Он – нет.
Унельм стоял у дверей, пока она торопливо рылась в бумагах на изящном письменном столике, одни только костяные ножки которого стоили, должно быть, дороже, чем годовая аренда его крохотной квартирки.
– Не то… не то… Хотя… это уже что-то.
– Что там? – Её беспечность была заразительна, и Унельм с трудом поборол искушение оставить свой пост.
– Письма… она переписывалась с молодыми диннами. Наследниками… Что бы об этом сказал её муж, а? – Прядь выбилась из причёски и упала Омилии на лоб; она сердито сдула её с лица.
– Ты говорила, она занимаетеся политикой. Может, в этом и дело?
– Да, точно. Ты прав. – Омилия торопливо пробегала взглядом одно письмо за другим.

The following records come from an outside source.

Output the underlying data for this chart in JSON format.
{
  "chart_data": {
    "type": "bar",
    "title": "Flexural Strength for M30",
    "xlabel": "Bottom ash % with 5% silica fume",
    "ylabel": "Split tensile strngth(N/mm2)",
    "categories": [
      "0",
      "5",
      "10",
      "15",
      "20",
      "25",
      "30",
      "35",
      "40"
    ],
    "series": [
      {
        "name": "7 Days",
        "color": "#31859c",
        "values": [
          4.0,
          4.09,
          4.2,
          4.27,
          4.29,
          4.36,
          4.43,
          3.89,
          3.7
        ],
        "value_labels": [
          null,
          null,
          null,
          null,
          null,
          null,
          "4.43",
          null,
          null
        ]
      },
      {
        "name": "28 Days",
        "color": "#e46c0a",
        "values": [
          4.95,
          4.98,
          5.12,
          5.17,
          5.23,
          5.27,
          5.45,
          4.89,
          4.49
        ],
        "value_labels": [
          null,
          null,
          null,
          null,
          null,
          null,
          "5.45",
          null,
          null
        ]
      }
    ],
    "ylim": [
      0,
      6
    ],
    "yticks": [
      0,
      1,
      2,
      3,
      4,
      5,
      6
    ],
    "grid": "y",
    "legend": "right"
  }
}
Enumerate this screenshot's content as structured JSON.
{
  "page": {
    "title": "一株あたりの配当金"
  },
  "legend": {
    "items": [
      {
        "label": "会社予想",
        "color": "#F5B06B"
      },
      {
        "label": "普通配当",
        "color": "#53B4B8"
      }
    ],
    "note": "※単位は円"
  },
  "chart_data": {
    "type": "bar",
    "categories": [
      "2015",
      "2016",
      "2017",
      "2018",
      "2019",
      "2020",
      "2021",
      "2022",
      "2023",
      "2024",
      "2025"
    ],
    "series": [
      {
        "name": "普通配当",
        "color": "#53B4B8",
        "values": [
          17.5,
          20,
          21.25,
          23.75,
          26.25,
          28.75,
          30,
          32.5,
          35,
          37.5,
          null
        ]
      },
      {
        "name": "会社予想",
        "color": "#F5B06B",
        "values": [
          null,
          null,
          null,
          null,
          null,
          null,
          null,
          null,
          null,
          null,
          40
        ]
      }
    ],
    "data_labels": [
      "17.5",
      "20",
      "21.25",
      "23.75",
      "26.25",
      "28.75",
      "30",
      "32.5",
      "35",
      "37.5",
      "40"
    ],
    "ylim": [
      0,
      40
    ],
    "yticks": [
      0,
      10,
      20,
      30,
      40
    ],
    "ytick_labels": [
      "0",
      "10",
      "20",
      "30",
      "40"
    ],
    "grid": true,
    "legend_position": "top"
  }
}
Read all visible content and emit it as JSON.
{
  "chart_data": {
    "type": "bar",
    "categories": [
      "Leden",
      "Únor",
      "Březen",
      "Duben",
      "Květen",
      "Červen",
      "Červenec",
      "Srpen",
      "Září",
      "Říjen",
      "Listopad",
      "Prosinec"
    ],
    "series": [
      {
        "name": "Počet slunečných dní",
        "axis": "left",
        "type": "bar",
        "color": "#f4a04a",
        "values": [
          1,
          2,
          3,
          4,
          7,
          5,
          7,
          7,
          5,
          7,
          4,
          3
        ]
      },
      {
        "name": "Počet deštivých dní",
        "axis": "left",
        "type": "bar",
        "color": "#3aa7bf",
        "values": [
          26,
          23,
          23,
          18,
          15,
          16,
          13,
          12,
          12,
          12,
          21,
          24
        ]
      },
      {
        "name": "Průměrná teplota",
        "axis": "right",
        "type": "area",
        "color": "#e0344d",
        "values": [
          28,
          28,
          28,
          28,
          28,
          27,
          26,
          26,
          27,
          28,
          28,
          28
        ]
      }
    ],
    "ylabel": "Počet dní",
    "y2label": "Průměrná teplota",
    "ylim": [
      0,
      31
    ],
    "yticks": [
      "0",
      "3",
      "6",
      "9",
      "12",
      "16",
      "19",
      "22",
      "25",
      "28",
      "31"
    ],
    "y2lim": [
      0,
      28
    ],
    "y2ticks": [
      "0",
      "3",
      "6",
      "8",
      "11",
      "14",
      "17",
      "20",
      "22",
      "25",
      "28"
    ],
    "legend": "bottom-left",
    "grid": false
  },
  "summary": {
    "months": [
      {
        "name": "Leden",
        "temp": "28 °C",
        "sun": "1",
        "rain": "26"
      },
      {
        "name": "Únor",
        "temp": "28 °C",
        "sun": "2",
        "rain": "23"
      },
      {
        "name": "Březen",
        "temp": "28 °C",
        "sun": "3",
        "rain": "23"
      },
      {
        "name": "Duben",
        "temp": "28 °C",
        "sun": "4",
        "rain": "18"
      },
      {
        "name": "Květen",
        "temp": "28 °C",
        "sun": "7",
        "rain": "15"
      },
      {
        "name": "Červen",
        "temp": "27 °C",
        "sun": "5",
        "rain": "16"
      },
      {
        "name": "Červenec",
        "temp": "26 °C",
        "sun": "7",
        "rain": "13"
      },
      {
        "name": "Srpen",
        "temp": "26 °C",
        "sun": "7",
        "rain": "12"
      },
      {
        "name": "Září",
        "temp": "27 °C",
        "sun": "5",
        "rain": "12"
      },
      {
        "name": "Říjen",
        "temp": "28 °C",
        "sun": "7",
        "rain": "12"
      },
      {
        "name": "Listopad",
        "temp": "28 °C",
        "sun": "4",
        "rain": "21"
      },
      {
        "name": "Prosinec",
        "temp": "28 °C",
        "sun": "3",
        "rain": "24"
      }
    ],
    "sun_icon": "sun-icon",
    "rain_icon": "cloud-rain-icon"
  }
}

С их уходом на столе останется полный кавардак – заметит ли Адела? Судя по тому, что успел увидеть Ульм, заходя, хозяйка комнаты и сама не придерживалась особого порядка в бумагах.
– Она писала Уллеми, Рэлли, Дамсону… Кажется, хотела их поддержки на советах… Неудивительно. Их взгляды… Мать говорит, над этими домами хорошо бы «поработать». Обычно это значит, что динны в них для её целей не годятся.
– Её целей?
Плечи Омилии дёрнулись, как от холода.
– Единая и несокрушимая Кьертания во льдах, как это было веками. Прочный союз Химмельнов и храмов… Препараторы под жёстким контролем… И чем меньше контактов с чужеземцами – не считая зарабатывания на них денег, разумеется, – тем лучше.
– Звучит весело.
– А то. Моя мать знает толк в веселье. – Омилия всё ещё перебирала письма и тубусы, вперемешку лежавшие на столе. – Смотри-ка… Аллеми, Веллеси и Рамсону она тоже писала.
Запах крови. Вырванные глаза. Эрик Стром, молча ожидающий, пока охранители закуют его в цепи…
Ульм вздрогнул.
– Что именно?
– Я не знаю. Её письма им вернулись запечатанными. Одно, два, три… Она писала им несколько раз. Дьяволы… – Омилия с досадой стукнула кулачком по столу. – Если мы распечатаем тубусы, она точно заметит, что кто-то рылся в её вещах.
– По мне, так об этом можно уже не особенно беспокоиться.
Омилия улыбнулась, но вид у неё был немного уязвлённый.